Property investors will face tough new mortgage affordability tests from next year which will herald the "beginning of the end of the middle-class buy-to-let dream", experts have warned.
Philip Hammond, the Chancellor, announced additional rules on buy-to-let which will result in ordinary investors being able to borrow far less towards their purchase.
Mr Hammond indicated he was concerned about "financial stability" following a boom in residential property investment as savers desperately try to find profitable places to put their money.
Many have turned to buy-to-let to fund retirement income after being effectively barred from putting more money in to their pensions by the Government. Low mortgage rates have made the investments attractive.
However, ministers have recently targeted buy-to-let properties with aggressive new taxes, including higher rates of stamp duty and the removal of tax relief on mortgage interest.
Experts fear that the announcement will make the investments unaffordable for many middle class people, closing down another potential saving opportunity.
Mr Hammond and Theresa May, the Prime Minister, are expected to come under pressure to ease the burden on savers with new tax breaks or government help in next week's Autumn Statement.
Under the plans to give the Bank of England extra powers, affordability checks are to be introduced for investors, who will now have to prove they can make a profit of 25 per cent profit from tenants even if large interest rate rises make their mortgage more expensive.
The Chancellor said: “It is crucial that Britain’s independent regulators have the tools they need to keep our financial system as safe as possible.
“Expanding the number of tools at the Financial Policy Committee’s disposal will ensure that the buy-to-let sector can continue to make an important contribution to our economy, while allowing the regulator to address any potential risks to financial stability.”
Ray Boulger, from John Charcol, a mortgage adviser, said: "The rationale for these stress tests are the same as those which were brought into the residential market to avoid people being unable to repay their mortgages if interest rates rise.
"If interest rates were to move up quickly that would cause buy-to-let investors a huge problem as they are too acclimatized to low rates. If rates rose sharply and they were unable to repay their mortgages en masse the market could suddenly be flooded with properties."
From Jan 1 the Prudential Regulation Authority, the lending arm of the Bank of England, will impose new minimum affordability thresholds which will reject borrowers who make less than 25 per cent profit from their investment, or would no longer be able to afford mortgage repayments if interest rates rise to 5.5 per cent.
For example, someone with a £200,000 interest-only mortgage borrowing at 1.79 pc would have monthly mortgage payments of £299.
However, as these repayments would rise to £917 if their rate of repayment interest rose to 5.5 per cent, they would need to prove they could charge rent of £1,146 a month to be approved for the mortgage.

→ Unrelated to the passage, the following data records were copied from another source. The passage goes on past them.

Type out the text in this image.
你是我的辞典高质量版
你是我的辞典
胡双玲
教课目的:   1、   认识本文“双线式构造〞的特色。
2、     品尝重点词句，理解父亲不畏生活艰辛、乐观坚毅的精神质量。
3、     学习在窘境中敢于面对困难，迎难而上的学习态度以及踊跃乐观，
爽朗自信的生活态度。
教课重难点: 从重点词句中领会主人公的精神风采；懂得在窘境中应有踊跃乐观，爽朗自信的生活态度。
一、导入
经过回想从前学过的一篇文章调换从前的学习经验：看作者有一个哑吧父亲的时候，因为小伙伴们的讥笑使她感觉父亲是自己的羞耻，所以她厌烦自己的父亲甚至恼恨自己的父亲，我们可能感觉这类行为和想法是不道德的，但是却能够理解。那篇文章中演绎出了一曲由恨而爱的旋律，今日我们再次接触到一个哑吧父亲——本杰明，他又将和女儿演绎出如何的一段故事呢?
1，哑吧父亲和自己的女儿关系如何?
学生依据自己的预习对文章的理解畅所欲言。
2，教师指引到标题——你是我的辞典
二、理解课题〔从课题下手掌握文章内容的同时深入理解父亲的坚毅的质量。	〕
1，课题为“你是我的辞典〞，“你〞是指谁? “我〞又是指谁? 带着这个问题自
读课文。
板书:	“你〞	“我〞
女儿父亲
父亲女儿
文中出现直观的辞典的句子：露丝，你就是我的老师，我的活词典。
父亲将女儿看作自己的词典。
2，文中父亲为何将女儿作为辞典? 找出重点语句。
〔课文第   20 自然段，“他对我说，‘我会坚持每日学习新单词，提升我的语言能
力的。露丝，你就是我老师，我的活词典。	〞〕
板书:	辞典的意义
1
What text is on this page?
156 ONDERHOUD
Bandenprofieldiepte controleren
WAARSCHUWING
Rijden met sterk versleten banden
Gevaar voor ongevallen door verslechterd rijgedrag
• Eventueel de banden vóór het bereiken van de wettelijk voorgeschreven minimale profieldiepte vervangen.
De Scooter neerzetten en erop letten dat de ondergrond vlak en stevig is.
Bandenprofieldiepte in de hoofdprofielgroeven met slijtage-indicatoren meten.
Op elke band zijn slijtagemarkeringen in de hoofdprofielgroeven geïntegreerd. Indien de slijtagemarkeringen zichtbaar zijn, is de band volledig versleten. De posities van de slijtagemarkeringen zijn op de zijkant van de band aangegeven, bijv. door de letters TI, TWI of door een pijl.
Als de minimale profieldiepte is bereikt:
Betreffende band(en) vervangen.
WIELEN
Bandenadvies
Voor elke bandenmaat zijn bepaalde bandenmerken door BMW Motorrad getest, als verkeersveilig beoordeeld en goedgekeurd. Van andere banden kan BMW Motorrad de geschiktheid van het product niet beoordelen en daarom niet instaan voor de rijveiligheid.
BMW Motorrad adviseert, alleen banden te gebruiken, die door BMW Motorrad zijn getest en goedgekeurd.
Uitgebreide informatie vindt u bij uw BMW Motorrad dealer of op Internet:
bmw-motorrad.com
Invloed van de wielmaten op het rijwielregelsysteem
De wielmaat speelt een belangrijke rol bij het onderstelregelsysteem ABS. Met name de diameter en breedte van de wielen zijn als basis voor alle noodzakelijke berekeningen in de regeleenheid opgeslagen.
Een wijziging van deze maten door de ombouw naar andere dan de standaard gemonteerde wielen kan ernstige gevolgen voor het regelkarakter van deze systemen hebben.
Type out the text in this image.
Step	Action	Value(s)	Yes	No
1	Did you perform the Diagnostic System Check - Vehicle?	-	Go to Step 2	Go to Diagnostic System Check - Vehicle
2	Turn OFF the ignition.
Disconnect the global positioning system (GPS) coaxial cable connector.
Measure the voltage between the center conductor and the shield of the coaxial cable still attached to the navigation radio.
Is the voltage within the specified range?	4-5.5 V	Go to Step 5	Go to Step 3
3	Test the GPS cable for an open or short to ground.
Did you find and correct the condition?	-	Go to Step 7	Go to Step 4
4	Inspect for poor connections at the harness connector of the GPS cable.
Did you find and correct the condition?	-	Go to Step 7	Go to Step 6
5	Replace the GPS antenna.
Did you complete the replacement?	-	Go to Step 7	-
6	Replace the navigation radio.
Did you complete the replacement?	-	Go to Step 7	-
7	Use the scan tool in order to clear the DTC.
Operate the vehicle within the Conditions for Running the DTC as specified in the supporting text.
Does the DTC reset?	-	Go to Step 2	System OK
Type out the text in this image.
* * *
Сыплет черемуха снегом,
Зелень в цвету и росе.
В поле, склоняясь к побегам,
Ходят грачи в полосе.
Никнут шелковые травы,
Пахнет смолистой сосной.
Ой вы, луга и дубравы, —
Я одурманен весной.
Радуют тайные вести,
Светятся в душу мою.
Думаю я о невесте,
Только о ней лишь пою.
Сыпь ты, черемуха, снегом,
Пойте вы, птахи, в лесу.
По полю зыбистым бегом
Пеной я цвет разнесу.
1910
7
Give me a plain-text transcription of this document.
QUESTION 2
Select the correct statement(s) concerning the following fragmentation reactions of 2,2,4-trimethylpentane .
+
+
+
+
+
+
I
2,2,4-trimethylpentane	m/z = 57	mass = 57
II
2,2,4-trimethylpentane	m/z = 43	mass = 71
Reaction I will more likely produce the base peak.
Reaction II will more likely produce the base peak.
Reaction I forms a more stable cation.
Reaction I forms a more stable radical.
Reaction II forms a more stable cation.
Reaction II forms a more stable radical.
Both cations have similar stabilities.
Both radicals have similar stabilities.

As the Bank rate is currently at a record low of 0.25 per cent, mortgage deals are cheaper than ever with many charging less than 2 per cent interest.
Andrew Montlake, director at Coreco, a mortgage broker, said: "Many people will see this as the beginning of the end of the middle class buy-to-let dream which is a big shame. "
Until recently middle-class savers have helped fuel a buy-to-let boom in Britain with more than two million savers funnelling cash into rental properties to help fund their retirement.
The Bank is forcing lenders to "toughen up" over concerns they have relaxed standards for landlords.
Prior to the announcement of the Bank's new rules, some lenders went further and tightened their criteria voluntarily with some, including Nationwide, now refusing to lend to landlords making rental profits of less than 45 per cent of their mortgage repayments.
When the building society announced the change in April this year, Paul Wootton, managing director of its buy-to-let arm, The Mortgage Works, said the move was a response to the change on tax relief.
He said: “This change is a proactive move that recognises the need to help safeguard rental cover for landlords over the coming years, and in advance of the forthcoming changes to mortgage interest tax relief."
While would-be landlords are being locked out of the market, current landlords are rapidly looking to sell, studies have indicated.
One survey of almost 1,000 experienced private landlords by the Residential Landlords' Association found a quarter of buy-to-let investors are planning to sell their rental properties as a result of the Government tax changes.